Dans sa circonscription, on loue le talent de négociatrice de Marisol Touraine, et l’on veut croire à ses chances de succès. « Son charisme lui permettra de renvoyer au placard ceux qui lui cassent les pieds, sourit Isabelle Reben, pharmacienne à l’hôpital de Loches. Je l’ai vue à l’œuvre lorsqu’elle a visité un EHPAD : elle a bien su gérer les choses avec l’ensemble du personnel, du médecin jusqu’à l’aide-soignante ». Christian Gatard, le maire de Chambray-lès-Tours, voit en la ministre une rassembleuse. « Elle a su fédérer les équipes et apaiser les tensions au conseil général, rappelle-t-il. Diviser pour régner, ce n’est pas son credo ». Marisol Touraine a ravi la présidence de l’Indre-et-Loire à Claude Boiron, désavouée l’an passé pour n’avoir pas su gérer les finances du département. Armée de patience, la fille du sociologue a su faire sa place en Touraine, une terre où les divisions socialistes sont profondes.

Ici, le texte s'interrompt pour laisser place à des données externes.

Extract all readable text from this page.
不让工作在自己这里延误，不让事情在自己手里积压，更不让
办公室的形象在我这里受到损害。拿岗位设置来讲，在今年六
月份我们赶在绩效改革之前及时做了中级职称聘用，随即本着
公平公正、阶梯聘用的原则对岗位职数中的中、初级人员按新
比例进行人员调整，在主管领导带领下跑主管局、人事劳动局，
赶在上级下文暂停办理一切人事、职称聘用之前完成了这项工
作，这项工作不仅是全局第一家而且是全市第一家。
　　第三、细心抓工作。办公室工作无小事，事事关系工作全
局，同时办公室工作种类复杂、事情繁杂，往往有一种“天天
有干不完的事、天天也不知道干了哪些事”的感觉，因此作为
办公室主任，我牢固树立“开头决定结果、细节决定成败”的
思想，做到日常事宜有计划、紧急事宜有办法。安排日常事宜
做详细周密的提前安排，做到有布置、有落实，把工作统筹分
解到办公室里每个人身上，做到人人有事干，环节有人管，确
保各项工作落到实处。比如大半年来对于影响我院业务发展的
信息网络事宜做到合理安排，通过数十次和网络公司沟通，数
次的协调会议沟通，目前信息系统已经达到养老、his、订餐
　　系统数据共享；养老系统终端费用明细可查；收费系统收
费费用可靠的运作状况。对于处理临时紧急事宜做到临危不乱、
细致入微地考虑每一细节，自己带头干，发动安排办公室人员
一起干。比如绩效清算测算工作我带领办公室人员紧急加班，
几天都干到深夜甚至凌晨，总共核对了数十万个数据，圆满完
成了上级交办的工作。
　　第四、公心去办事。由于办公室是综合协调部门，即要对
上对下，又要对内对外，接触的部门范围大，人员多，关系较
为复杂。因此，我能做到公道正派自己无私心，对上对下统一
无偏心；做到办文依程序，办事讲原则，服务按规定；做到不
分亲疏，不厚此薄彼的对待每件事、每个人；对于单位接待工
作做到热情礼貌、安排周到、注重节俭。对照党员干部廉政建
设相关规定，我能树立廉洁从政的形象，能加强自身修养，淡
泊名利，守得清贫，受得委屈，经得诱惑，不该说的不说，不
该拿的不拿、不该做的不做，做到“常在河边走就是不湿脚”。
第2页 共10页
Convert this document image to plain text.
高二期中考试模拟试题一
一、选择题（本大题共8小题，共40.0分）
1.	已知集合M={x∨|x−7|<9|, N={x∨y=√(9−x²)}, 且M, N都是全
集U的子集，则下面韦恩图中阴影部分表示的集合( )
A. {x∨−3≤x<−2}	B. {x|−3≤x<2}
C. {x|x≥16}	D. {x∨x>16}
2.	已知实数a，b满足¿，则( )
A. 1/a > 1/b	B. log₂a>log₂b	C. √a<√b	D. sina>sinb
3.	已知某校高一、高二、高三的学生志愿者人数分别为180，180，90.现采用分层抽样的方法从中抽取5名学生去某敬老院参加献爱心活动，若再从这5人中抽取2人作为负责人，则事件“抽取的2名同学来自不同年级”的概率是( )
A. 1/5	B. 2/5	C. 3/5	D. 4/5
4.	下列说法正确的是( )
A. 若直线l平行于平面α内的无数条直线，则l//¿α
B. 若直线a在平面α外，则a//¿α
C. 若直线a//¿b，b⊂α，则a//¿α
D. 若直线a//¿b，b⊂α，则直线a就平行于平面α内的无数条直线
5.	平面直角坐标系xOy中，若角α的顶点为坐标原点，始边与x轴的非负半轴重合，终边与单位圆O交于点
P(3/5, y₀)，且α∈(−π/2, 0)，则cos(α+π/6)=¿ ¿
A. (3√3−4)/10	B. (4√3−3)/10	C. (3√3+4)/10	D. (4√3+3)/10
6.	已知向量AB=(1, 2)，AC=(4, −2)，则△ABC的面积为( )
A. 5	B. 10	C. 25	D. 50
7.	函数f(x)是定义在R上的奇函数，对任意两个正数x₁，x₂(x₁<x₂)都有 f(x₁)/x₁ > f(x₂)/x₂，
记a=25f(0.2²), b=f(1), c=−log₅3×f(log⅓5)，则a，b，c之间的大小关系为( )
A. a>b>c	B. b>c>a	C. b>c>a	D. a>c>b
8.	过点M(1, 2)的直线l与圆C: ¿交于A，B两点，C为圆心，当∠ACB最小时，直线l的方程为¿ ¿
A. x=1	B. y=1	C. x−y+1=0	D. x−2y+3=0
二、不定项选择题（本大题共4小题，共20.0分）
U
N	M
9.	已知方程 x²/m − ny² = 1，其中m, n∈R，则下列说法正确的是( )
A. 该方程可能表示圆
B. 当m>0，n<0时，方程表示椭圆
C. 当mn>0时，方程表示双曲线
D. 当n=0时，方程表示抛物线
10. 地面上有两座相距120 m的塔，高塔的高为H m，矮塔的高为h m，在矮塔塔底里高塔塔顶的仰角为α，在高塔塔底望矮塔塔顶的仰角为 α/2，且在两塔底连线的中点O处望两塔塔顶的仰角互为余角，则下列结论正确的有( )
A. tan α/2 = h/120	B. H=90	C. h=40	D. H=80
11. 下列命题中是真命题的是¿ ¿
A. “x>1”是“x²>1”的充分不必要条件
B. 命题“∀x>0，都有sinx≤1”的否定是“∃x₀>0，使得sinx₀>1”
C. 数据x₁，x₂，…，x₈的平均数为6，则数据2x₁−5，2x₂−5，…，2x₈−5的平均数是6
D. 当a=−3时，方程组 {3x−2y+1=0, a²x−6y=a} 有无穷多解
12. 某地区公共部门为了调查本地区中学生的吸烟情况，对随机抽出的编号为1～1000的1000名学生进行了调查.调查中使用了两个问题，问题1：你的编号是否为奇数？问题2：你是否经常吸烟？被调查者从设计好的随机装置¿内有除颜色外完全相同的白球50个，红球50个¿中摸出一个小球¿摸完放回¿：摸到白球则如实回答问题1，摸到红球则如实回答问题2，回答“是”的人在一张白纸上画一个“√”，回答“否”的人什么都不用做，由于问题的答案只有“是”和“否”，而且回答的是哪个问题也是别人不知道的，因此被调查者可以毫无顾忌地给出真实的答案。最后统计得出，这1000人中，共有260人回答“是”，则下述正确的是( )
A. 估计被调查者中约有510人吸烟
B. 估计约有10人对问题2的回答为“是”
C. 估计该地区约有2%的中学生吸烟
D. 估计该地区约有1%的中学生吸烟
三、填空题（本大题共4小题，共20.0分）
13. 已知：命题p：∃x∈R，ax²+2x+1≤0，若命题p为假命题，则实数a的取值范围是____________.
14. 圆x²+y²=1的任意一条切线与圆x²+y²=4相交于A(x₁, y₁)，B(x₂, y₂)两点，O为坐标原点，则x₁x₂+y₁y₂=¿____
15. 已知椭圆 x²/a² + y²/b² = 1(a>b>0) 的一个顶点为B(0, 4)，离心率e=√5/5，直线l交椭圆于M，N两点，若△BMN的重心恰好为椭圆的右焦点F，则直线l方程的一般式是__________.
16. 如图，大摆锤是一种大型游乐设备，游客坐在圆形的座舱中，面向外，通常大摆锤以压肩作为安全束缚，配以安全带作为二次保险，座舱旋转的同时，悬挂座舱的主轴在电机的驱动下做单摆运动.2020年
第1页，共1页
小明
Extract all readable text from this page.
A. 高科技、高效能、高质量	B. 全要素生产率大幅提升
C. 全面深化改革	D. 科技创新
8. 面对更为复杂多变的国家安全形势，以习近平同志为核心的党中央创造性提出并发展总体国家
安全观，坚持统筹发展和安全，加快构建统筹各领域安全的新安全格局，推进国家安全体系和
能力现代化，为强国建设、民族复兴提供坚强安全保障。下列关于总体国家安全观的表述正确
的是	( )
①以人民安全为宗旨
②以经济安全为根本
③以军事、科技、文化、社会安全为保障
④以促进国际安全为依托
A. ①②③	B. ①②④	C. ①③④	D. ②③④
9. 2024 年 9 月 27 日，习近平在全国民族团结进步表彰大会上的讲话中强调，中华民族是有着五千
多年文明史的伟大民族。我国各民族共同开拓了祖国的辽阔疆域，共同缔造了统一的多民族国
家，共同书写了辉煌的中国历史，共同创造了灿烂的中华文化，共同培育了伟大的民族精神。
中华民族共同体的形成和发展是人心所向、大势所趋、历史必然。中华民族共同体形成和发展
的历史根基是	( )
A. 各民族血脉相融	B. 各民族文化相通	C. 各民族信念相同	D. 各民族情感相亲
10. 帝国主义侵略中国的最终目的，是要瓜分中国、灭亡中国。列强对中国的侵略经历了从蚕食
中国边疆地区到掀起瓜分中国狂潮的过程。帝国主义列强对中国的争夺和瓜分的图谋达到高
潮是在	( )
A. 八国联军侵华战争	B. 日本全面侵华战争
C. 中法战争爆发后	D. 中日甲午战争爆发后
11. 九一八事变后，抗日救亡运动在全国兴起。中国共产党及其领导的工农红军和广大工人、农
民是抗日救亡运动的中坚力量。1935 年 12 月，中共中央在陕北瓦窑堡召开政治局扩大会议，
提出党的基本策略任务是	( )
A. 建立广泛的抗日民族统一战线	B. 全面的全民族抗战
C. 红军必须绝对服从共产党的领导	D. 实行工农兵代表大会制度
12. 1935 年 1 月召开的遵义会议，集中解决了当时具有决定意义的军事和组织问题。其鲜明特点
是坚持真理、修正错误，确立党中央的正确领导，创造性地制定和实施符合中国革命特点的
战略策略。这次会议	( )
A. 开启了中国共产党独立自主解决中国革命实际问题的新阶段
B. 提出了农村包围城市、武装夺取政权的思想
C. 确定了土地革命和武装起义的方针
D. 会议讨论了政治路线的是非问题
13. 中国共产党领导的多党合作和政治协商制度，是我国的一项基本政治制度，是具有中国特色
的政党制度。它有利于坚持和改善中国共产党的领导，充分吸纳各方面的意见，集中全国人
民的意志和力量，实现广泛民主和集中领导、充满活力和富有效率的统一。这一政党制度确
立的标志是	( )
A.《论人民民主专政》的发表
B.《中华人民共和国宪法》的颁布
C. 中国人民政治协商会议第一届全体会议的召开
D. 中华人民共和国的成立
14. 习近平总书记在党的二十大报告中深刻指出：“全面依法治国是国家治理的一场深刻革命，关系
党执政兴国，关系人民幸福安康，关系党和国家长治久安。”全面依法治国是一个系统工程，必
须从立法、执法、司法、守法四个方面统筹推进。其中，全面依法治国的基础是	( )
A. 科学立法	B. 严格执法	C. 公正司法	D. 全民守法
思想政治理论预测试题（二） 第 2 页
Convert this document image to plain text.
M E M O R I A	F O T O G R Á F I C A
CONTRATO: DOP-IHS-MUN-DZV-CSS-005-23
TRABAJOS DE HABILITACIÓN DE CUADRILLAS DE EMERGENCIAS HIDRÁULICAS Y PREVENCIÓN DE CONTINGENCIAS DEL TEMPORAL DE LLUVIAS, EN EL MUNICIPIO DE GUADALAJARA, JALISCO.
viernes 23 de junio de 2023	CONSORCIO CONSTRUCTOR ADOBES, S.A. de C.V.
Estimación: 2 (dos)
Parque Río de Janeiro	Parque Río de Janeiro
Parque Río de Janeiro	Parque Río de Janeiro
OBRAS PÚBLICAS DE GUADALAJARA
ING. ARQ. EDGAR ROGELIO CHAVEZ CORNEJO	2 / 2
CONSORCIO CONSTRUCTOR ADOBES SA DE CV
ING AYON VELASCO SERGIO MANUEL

Les médecins libéraux qui l’ont côtoyée localement ont d’elle une bonne opinion. Le Dr Jean-Pierre Peigné, généraliste en secteur I, et président de la CMSF pour la région Centre (avant-dernière de France pour sa démographie médicale), a reçu le soutien de Marisol Touraine pour son projet de maison médicale de garde intégrée aux urgences de Loches. « La collaboration ville-hôpital marche bien ici, cela peut faire école, dit-il. Marisol Touraine y est favorable tout en sachant que cela n’est pas reproductible partout. Elle sera d’abord jugée sur sa capacité à gérer le dossier des dépassements. Marisol Touraine n’a pas la réputation d’être quelqu’un de facile : tout le monde devra mettre un peu d’eau dans son vin ».
Pas de baguette magique.
François Hollande a fait campagne sur la réduction des inégalités et la défense du service public ; c’est donc un hôpital public que la nouvelle ministre a choisi pour son premier déplacement, en Seine-Saint-Denis. Demain, elle prononcera son premier grand discours à Hôpital expo. Entre la FHF et elle, les vues convergent. Les hospitaliers placent en elle de grands espoirs. « Nous serons attentifs à la qualité du dialogue social et à la place qu’elle réservera à Avenir hospitalier au cours des négociations à venir », déclare Bertrand Mas, vice-président de l’intersyndicale de PH. « Les caisses de l’État sont vides, Marisol Touraine n’aura pas de baguette magique, mais j’attends d’elle des encouragements pour les praticiens qui font bien leur travail », conclut Isabelle Reben, présidente de la CME au CH de Loches.